Continue from concatenate_core_genome_alignments?
qianxuans opened this issue · 4 comments
Hi,
Thank you so much for maintaining panaroo.
I was wondering if I can use the alignment files in the /core_genome_alignments/ to directly concatenate the core genome alignment.
I first ran panaroo with command:
panaroo -i /panaroo/gff3/*.gff3 -o /panaroo/output/ --remove-invalid-genes --clean-mode strict --alignment core --core_threshold 0.95 --aligner prank --family_threshold 0.7 --refind_prop_match 0.5 --search_radius 5000 --threads 48
However due to some reasons panaroo stopped at the alignment step and I ended up having the output files:
2.4G Mar 5 10:28 combined_DNA_CDS.fasta
7.7M Mar 5 09:52 combined_protein_cdhit_out.txt
90M Mar 5 09:52 combined_protein_cdhit_out.txt.clstr
814M Mar 5 10:28 combined_protein_CDS.fasta
258M Mar 5 10:33 final_graph.gml
3.3G Mar 5 10:28 gene_data.csv
66M Mar 5 10:32 gene_presence_absence.csv
64M Mar 5 10:32 gene_presence_absence_roary.csv
9.6M Mar 5 10:32 gene_presence_absence.Rtab
3.6M Mar 5 10:32 pan_genome_reference.fa
183M Mar 5 09:57 pre_filt_graph.gml
6.8M Mar 5 10:32 struct_presence_absence.Rtab
201 Mar 5 10:32 summary_statistics.txt
and then I continued to run the command:
panaroo-msa -o /panaroo/output/ --verbose --alignment core --core_threshold 0.95 --aligner prank --threads 40
However, I have been stuck for 30 days since the last alignment file was produced in output/aligned_gene_sequences/
Probably Prank is still running but I was wondering if there is any way that I can use all the files in the /aligned_gene_sequences/ and continue to concatenate the core genome alignments?
Best,
Sean
Hi Sean,
I'm afraid we don't have a script to do this independently at the moment.
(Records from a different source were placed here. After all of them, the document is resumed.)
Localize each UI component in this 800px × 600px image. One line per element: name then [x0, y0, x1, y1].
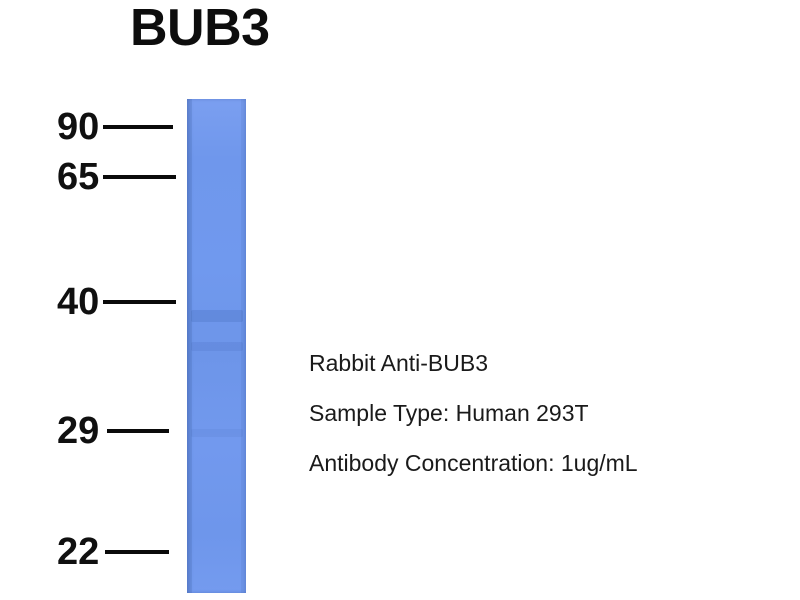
protein-band-29 — [191, 429, 243, 437]
western-blot-figure: BUB3 90 65 40 29 22 Rabbit Anti- — [0, 0, 800, 600]
marker-65: 65 — [57, 157, 186, 197]
marker-tick-90 — [103, 125, 173, 129]
marker-tick-29 — [107, 429, 169, 433]
marker-label-22: 22 — [57, 533, 99, 571]
experiment-details: Rabbit Anti-BUB3 Sample Type: Human 293T… — [309, 338, 779, 488]
sample-type-line: Sample Type: Human 293T — [309, 388, 779, 438]
marker-40: 40 — [57, 282, 186, 322]
protein-band-34 — [191, 342, 243, 351]
marker-label-65: 65 — [57, 158, 99, 196]
antibody-line: Rabbit Anti-BUB3 — [309, 338, 779, 388]
marker-22: 22 — [57, 532, 186, 572]
marker-label-90: 90 — [57, 108, 99, 146]
marker-tick-65 — [103, 175, 176, 179]
antibody-concentration-line: Antibody Concentration: 1ug/mL — [309, 438, 779, 488]
marker-label-29: 29 — [57, 412, 99, 450]
marker-29: 29 — [57, 411, 186, 451]
marker-90: 90 — [57, 107, 186, 147]
marker-tick-40 — [103, 300, 176, 304]
page-title: BUB3 — [130, 2, 270, 54]
sample-lane — [187, 99, 246, 593]
marker-label-40: 40 — [57, 283, 99, 321]
protein-band-40 — [191, 310, 243, 322]
marker-tick-22 — [105, 550, 169, 554]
I usually use Mafft when building alignments so have not run into this issue with Prank before.
In case it is helpful the function concatenate_core_genome_alignments
in the file generate_output.py
handles the concatenation in Panaroo
Hi Gerry,
Thank you so much for this great advice!
In the function concatenate_core_genome_alignments
, what does the parameter "core_names" refer to?
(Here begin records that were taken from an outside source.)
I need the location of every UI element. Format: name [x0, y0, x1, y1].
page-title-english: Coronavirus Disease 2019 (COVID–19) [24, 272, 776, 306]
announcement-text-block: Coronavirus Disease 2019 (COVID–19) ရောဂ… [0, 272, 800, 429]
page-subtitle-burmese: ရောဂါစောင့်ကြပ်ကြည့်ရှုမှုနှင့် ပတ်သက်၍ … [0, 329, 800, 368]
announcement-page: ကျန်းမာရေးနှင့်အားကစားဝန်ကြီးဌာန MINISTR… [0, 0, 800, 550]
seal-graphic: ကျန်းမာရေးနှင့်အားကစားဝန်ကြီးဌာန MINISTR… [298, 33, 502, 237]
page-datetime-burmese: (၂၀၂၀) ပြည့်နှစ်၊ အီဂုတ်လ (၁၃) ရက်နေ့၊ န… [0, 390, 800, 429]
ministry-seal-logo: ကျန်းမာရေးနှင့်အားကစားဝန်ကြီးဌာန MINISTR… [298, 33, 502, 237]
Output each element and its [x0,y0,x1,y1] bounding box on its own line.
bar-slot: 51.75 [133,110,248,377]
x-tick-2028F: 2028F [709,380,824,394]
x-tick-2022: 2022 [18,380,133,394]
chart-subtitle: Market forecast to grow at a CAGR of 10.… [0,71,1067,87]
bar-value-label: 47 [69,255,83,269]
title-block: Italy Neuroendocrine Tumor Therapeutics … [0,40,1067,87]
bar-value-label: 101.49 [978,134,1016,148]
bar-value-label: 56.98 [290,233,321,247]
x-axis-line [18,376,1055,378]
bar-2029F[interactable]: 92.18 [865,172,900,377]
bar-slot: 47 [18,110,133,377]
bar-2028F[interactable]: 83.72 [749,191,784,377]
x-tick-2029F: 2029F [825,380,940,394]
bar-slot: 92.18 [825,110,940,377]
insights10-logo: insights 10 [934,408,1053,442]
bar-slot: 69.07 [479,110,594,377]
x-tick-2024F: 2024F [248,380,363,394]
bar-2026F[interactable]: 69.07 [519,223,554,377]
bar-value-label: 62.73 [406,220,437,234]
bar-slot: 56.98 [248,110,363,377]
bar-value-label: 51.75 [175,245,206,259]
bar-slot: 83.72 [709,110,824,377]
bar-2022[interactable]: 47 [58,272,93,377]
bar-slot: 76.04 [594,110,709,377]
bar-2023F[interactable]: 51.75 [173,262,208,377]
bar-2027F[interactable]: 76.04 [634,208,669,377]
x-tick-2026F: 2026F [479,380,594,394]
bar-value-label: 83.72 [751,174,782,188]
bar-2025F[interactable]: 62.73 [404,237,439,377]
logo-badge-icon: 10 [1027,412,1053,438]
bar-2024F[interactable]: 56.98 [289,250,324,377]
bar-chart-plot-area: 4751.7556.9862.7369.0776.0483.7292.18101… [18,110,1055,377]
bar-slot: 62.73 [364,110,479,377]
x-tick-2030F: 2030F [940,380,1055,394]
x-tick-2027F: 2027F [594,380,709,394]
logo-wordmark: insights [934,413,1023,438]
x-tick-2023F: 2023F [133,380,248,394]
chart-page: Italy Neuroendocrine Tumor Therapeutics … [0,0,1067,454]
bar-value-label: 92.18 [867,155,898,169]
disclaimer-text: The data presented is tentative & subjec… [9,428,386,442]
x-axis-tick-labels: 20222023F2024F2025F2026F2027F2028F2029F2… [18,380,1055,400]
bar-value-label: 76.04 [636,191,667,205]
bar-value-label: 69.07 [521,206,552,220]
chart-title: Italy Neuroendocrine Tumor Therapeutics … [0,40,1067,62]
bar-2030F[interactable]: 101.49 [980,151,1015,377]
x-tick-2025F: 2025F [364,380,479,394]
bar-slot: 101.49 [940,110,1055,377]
Do we still need to function generate_core_genome_alignment
to generate the core_gene_alignment_filtered.aln
?
I've been asked this before, and helped another user prepare a concatenate_core_genome.py
script.
It is available here if it helps: https://github.com/sophbel/LFI_between_country_migration/tree/main/PreProcessing/GPS_Panaroo
Hi nzmacalasdair,
thank you so much for providing the script!!
This script works perfectly!